In other words, I’m going to rewrite the ever living shit out of it.
(20 minutes pass)
Waiting for It
Let’s dive into each other with sweaty abandon, throw off heavy clothes, run across hot sidewalks and arrive at the naked summer poem, its commas and dashes in drifting cottonwood puffs across the river trail, its periods in dandelions and ellipses in tiger lilies, its leafy explosions exclaiming. I’m waiting for it, waiting with mocking snow over frozen mud flavored by yesterdays, and crisp wind and layers of chilled skin, waiting for the poem to come with a hiss of cicadas to stretch the air silky hot over azalea and rhododendron, dogwood, magnolia, snap- dragon and peony, pansies and petunias, waiting its delayed arrival, the promise of it already bird-shouted from bare maple trees, and traced across my slow windows by pelicans diving two by two in circles from wispy clouds to incisive blue -- exclamation points behind naked branches! April 22, 2021
My revision process took about 20 minutes (that seemed like far fewer) and involved at least three passes through the poem.
The project of going backwards to retype the poem really slowed me down. I was able to see that it was about — at least right now, today, this morning — capturing that feeling of frustration and anxiety and hope I get when I’m waiting for spring to arrive in Green Bay, waiting for that definitive turn toward summer. It was about that feeling of suspension (limbo) and “oh wait, no, I take it back” kind of bullshit cold weather we get all through April and sometimes May that drives me crazy but also pokes me with hope.
While I was revising, I hooked on a couple of motifs. Punctuation, flowers and trees, and the idea of looking from the inside (house) out. Also, the idea of summer being naked and winter being covered up. When I started with the naked summer instead of the layered winter, I moved from ecstatic to bound. And I decided that if summer is about joy and running naked, it’s about exclamation points and dashes, and winter’s punctuation is a bunch of periods and parenthesis and comma after comma after comma. (Forget the semi-colon.)
Also, I thought that enjambment worked for the feeling of dislocation I was going for, and shorter lines.
Finally, I wanted to celebrate all of the specific flowers and vegetation that I love so much, god, I heart the fuck out of them, because they’re the signs of warm weather, clear sun, naked skin, and (to be honest) utterly useless beauty (we can’t eat them).

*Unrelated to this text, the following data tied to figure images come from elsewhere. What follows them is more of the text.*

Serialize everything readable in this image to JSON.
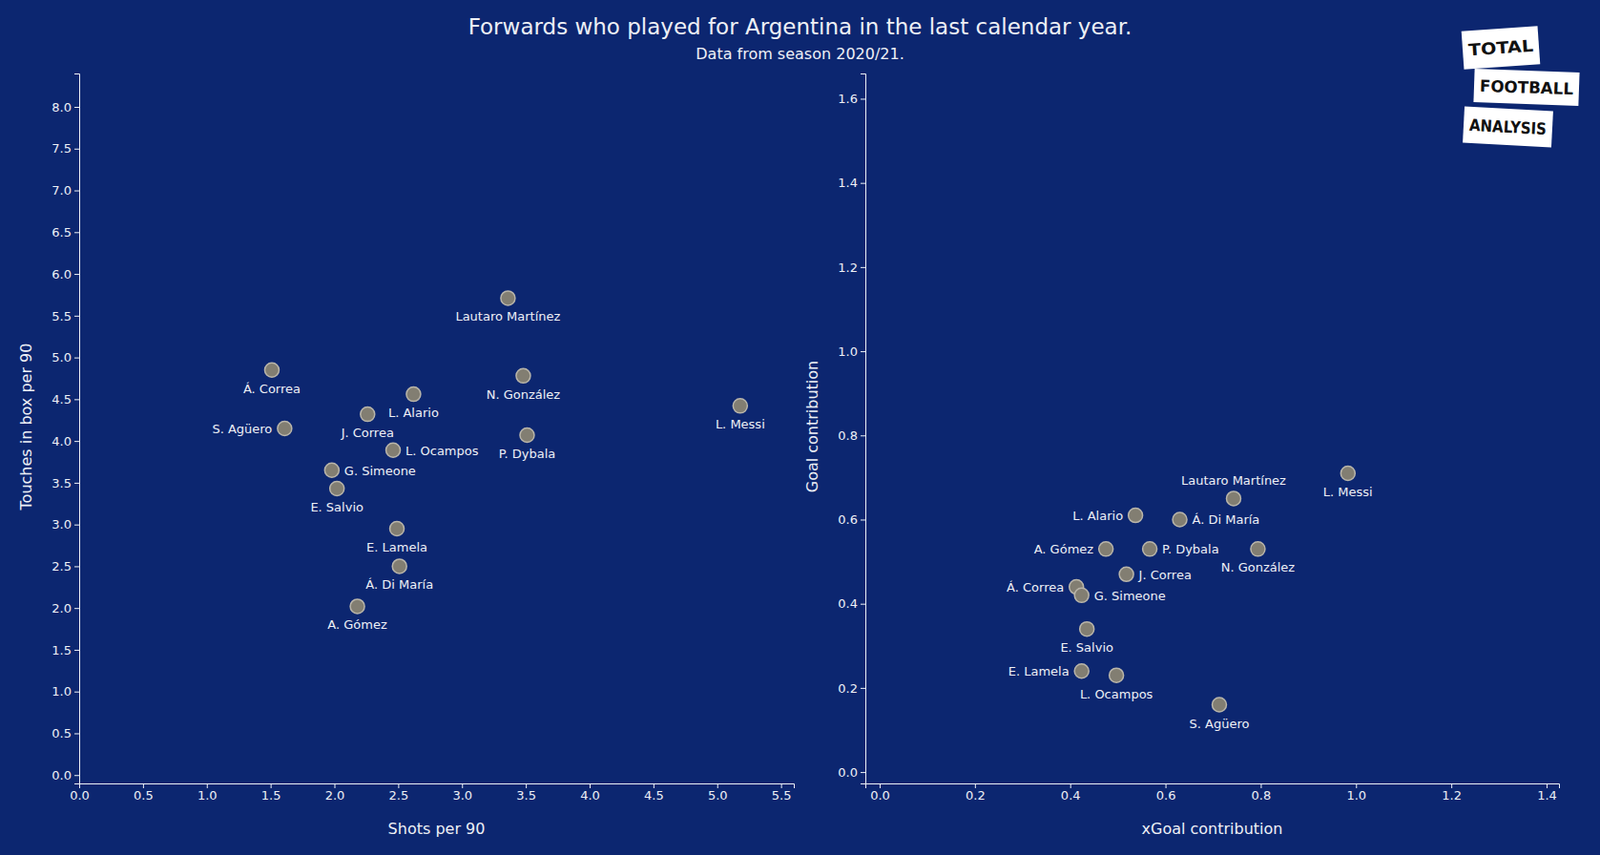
{
  "chart_data": [
    {
      "type": "scatter",
      "title": "Forwards who played for Argentina in the last calendar year.",
      "subtitle": "Data from season 2020/21.",
      "x_label": "Shots per 90",
      "y_label": "Touches in box per 90",
      "color": "#827e72",
      "grid": false,
      "labels": [
        "Á. Correa",
        "S. Agüero",
        "J. Correa",
        "L. Alario",
        "L. Ocampos",
        "G. Simeone",
        "E. Salvio",
        "E. Lamela",
        "Á. Di María",
        "A. Gómez",
        "Lautaro Martínez",
        "N. González",
        "P. Dybala",
        "L. Messi"
      ],
      "x": [
        1.51,
        1.61,
        2.26,
        2.62,
        2.46,
        1.98,
        2.02,
        2.49,
        2.51,
        2.18,
        3.36,
        3.48,
        3.51,
        5.18
      ],
      "values": [
        4.85,
        4.15,
        4.32,
        4.56,
        3.89,
        3.65,
        3.43,
        2.95,
        2.5,
        2.02,
        5.71,
        4.78,
        4.07,
        4.42
      ],
      "xlim": [
        0,
        5.6
      ],
      "ylim": [
        -0.1,
        8.4
      ],
      "xticks": [
        {
          "value": 0,
          "label": "0.0"
        },
        0.5,
        {
          "value": 1,
          "label": "1.0"
        },
        1.5,
        {
          "value": 2,
          "label": "2.0"
        },
        2.5,
        {
          "value": 3,
          "label": "3.0"
        },
        3.5,
        {
          "value": 4,
          "label": "4.0"
        },
        4.5,
        {
          "value": 5,
          "label": "5.0"
        },
        5.5
      ],
      "yticks": [
        {
          "value": 0,
          "label": "0.0"
        },
        0.5,
        {
          "value": 1,
          "label": "1.0"
        },
        1.5,
        {
          "value": 2,
          "label": "2.0"
        },
        2.5,
        {
          "value": 3,
          "label": "3.0"
        },
        3.5,
        {
          "value": 4,
          "label": "4.0"
        },
        4.5,
        {
          "value": 5,
          "label": "5.0"
        },
        5.5,
        {
          "value": 6,
          "label": "6.0"
        },
        6.5,
        {
          "value": 7,
          "label": "7.0"
        },
        7.5,
        {
          "value": 8,
          "label": "8.0"
        }
      ]
    },
    {
      "type": "scatter",
      "x_label": "xGoal contribution",
      "y_label": "Goal contribution",
      "color": "#827e72",
      "grid": false,
      "labels": [
        "Lautaro Martínez",
        "L. Messi",
        "L. Alario",
        "Á. Di María",
        "A. Gómez",
        "P. Dybala",
        "N. González",
        "J. Correa",
        "Á. Correa",
        "G. Simeone",
        "E. Salvio",
        "E. Lamela",
        "L. Ocampos",
        "S. Agüero"
      ],
      "x": [
        0.743,
        0.983,
        0.537,
        0.63,
        0.475,
        0.567,
        0.794,
        0.518,
        0.413,
        0.424,
        0.435,
        0.424,
        0.497,
        0.713
      ],
      "values": [
        0.65,
        0.71,
        0.61,
        0.6,
        0.53,
        0.53,
        0.53,
        0.47,
        0.44,
        0.42,
        0.34,
        0.24,
        0.23,
        0.16
      ],
      "xlim": [
        -0.03,
        1.426
      ],
      "ylim": [
        -0.027,
        1.66
      ],
      "xticks": [
        {
          "value": 0,
          "label": "0.0"
        },
        0.2,
        0.4,
        0.6,
        0.8,
        {
          "value": 1,
          "label": "1.0"
        },
        1.2,
        1.4
      ],
      "yticks": [
        {
          "value": 0,
          "label": "0.0"
        },
        0.2,
        0.4,
        0.6,
        0.8,
        {
          "value": 1,
          "label": "1.0"
        },
        1.2,
        1.4,
        1.6
      ]
    }
  ],
  "logo": [
    "TOTAL",
    "FOOTBALL",
    "ANALYSIS"
  ]
}
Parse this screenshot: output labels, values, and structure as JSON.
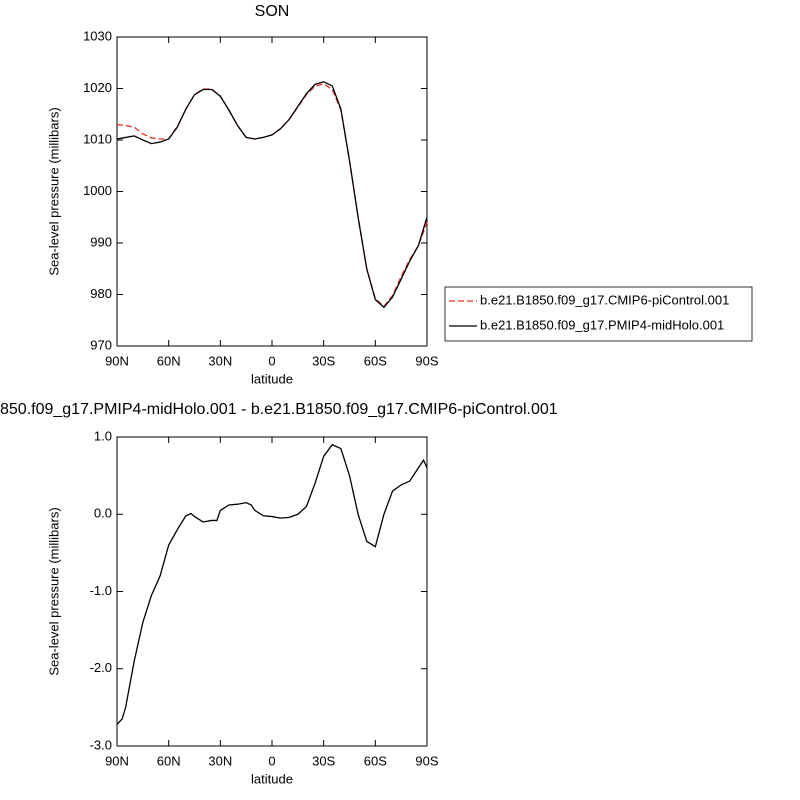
{
  "chart_data": [
    {
      "type": "line",
      "title": "SON",
      "x_label": "latitude",
      "y_label": "Sea-level pressure (millibars)",
      "x": [
        90,
        85,
        80,
        75,
        70,
        65,
        60,
        55,
        50,
        45,
        40,
        35,
        30,
        25,
        20,
        15,
        10,
        5,
        0,
        -5,
        -10,
        -15,
        -20,
        -25,
        -30,
        -35,
        -40,
        -45,
        -50,
        -55,
        -60,
        -65,
        -70,
        -75,
        -80,
        -85,
        -90
      ],
      "series": [
        {
          "name": "b.e21.B1850.f09_g17.CMIP6-piControl.001",
          "color": "#e8302a",
          "dash": true,
          "values": [
            1013,
            1012.8,
            1012.5,
            1011.2,
            1010.4,
            1010.2,
            1010.2,
            1012.6,
            1016,
            1018.8,
            1019.9,
            1019.9,
            1018.5,
            1015.8,
            1012.8,
            1010.5,
            1010.2,
            1010.5,
            1011,
            1012.2,
            1014,
            1016.4,
            1018.8,
            1020.5,
            1020.9,
            1019.8,
            1015.8,
            1006,
            995,
            985,
            979.2,
            977.7,
            979.8,
            983.5,
            986.8,
            989.5,
            994
          ]
        },
        {
          "name": "b.e21.B1850.f09_g17.PMIP4-midHolo.001",
          "color": "#000000",
          "dash": false,
          "values": [
            1010.2,
            1010.5,
            1010.8,
            1010,
            1009.3,
            1009.6,
            1010.2,
            1012.5,
            1016,
            1018.8,
            1019.8,
            1019.8,
            1018.5,
            1015.8,
            1012.8,
            1010.5,
            1010.2,
            1010.5,
            1011,
            1012.2,
            1014,
            1016.5,
            1019,
            1020.8,
            1021.3,
            1020.5,
            1016,
            1006,
            995,
            985,
            979,
            977.5,
            979.5,
            983,
            986.5,
            989.5,
            995
          ]
        }
      ],
      "xlim": [
        90,
        -90
      ],
      "xticks": [
        {
          "value": 90,
          "label": "90N"
        },
        {
          "value": 60,
          "label": "60N"
        },
        {
          "value": 30,
          "label": "30N"
        },
        0,
        {
          "value": -30,
          "label": "30S"
        },
        {
          "value": -60,
          "label": "60S"
        },
        {
          "value": -90,
          "label": "90S"
        }
      ],
      "ylim": [
        970,
        1030
      ],
      "yticks": [
        970,
        980,
        990,
        1000,
        1010,
        1020,
        1030
      ],
      "legend": "right"
    },
    {
      "type": "line",
      "title": "850.f09_g17.PMIP4-midHolo.001 - b.e21.B1850.f09_g17.CMIP6-piControl.001",
      "x_label": "latitude",
      "y_label": "Sea-level pressure (millibars)",
      "x": [
        90,
        87,
        85,
        80,
        75,
        70,
        65,
        60,
        55,
        50,
        47,
        45,
        40,
        35,
        32,
        30,
        25,
        20,
        15,
        12,
        10,
        5,
        0,
        -5,
        -10,
        -15,
        -20,
        -25,
        -30,
        -35,
        -40,
        -45,
        -50,
        -55,
        -60,
        -65,
        -70,
        -75,
        -80,
        -85,
        -88,
        -90
      ],
      "series": [
        {
          "color": "#000000",
          "dash": false,
          "values": [
            -2.72,
            -2.65,
            -2.5,
            -1.9,
            -1.4,
            -1.05,
            -0.8,
            -0.4,
            -0.2,
            -0.02,
            0.01,
            -0.03,
            -0.1,
            -0.08,
            -0.08,
            0.05,
            0.12,
            0.13,
            0.15,
            0.12,
            0.05,
            -0.02,
            -0.03,
            -0.05,
            -0.04,
            0,
            0.1,
            0.4,
            0.75,
            0.9,
            0.85,
            0.5,
            0,
            -0.35,
            -0.42,
            0,
            0.3,
            0.38,
            0.43,
            0.6,
            0.7,
            0.6
          ]
        }
      ],
      "xlim": [
        90,
        -90
      ],
      "xticks": [
        {
          "value": 90,
          "label": "90N"
        },
        {
          "value": 60,
          "label": "60N"
        },
        {
          "value": 30,
          "label": "30N"
        },
        0,
        {
          "value": -30,
          "label": "30S"
        },
        {
          "value": -60,
          "label": "60S"
        },
        {
          "value": -90,
          "label": "90S"
        }
      ],
      "ylim": [
        -3,
        1
      ],
      "yticks": [
        {
          "value": -3,
          "label": "-3.0"
        },
        {
          "value": -2,
          "label": "-2.0"
        },
        {
          "value": -1,
          "label": "-1.0"
        },
        {
          "value": 0,
          "label": "0.0"
        },
        {
          "value": 1,
          "label": "1.0"
        }
      ]
    }
  ]
}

The process of revision, and of writing this reflection, has left me feeling refreshed and hopeful. It’s reminded me that the act of writing poetry is a worthy end in and of itself. Publication, the madding crowd’s acclimation, love from hordes of strangers — who needs all that? When you have poems to be writing, word by word, line by line, stanza by stanza, silky petal by silky petal.